# Microsoft Office Application Help - Excel Help forum > For Other Platforms(Mac, Google Docs, Mobile OS etc) >  >  How do I convert an INDEX SMALL array formula for use in Google Sheets?

## sharadmaxwell

i attached herwith the excel file
where in Sheet1 contain my main data
and in sheet2 i used forumulas
in sheet2 
colum A3
i used below Arrary forumla
=IFERROR(INDEX(Sheet1!F$2:F$1000,SMALL(IF(Sheet1!$A$2:$A$1000=Sheet2!$A$1,ROW(Sheet1!$A$2:$A$1000)-ROW($A$2)+1,""),ROWS($A$2:A2))),"")

now
i want same formula but in GOOGLE SHEET
i dont know how to apply this on Google Sheet
please help me
same in google sheet1 and sheet2

----------


## AliGW

Welcome to the forum! Please take a moment to re-read forum rule #1 and then amend your thread title to something that better explains your problem. Changing your thread title is not optional, which means you must change it. Thanks!

In your case, you need to give an indication of the type of formula you are trying to convert in your title. This thread has been moved to the correct section.

*To change a title go to your first post, click EDIT then Go Advanced and change your title.
*
*No help to be offered, please, until the OP complies with this request.*

----------


## sharadmaxwell

done 
please guide

----------


## rorya

It's actually *much* simpler in Google sheets. Clear out all the formulas returning data on sheet 2, then in A3 enter:

=filter(Sheet1!$F$2:$I$1000,Sheet1!$A$2:$A$1000=$A$1)

That is all.  :Smilie:

----------


## AliGW

No, sorry - still not good enough.
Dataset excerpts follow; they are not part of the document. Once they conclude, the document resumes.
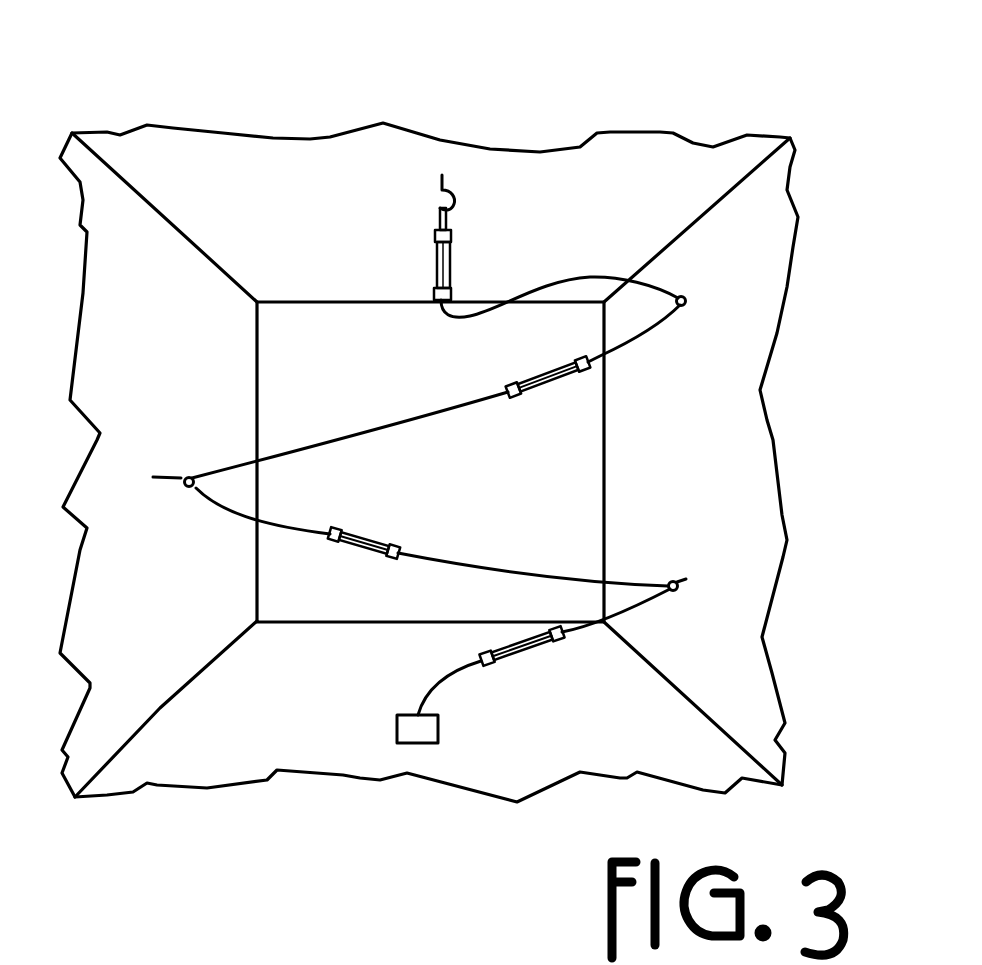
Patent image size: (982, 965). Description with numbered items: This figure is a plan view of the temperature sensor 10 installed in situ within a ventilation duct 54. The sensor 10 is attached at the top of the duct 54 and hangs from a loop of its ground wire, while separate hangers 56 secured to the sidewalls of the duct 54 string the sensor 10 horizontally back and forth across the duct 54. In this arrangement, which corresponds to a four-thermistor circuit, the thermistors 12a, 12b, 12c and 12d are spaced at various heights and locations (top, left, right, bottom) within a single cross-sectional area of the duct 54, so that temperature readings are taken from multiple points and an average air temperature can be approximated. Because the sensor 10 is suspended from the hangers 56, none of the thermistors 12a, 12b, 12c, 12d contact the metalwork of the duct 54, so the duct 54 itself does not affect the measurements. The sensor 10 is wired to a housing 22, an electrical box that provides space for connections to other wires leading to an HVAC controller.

The temperature sensor 10 is at (808, 79).
The first thermistor 12a is at (501, 661).
The second thermistor 12b is at (358, 530).
The third thermistor 12c is at (550, 392).
The fourth thermistor 12d is at (448, 243).
The housing 22 is at (406, 733).
The duct 54 is at (790, 473).
The hangers 56 is at (690, 295).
You didn't pay attention to my advice.  :Wink: 

Try changing the title to this: "How do I convert an INDEX SMALL array formula for use in Google Sheets?"

----------


## sharadmaxwell

done mam
please guide

----------


## AliGW

Thank you - that's fine now.  :Smilie:

----------


## FDibbins

rorya's post has been restored, thanks for the title change  :Smilie:

----------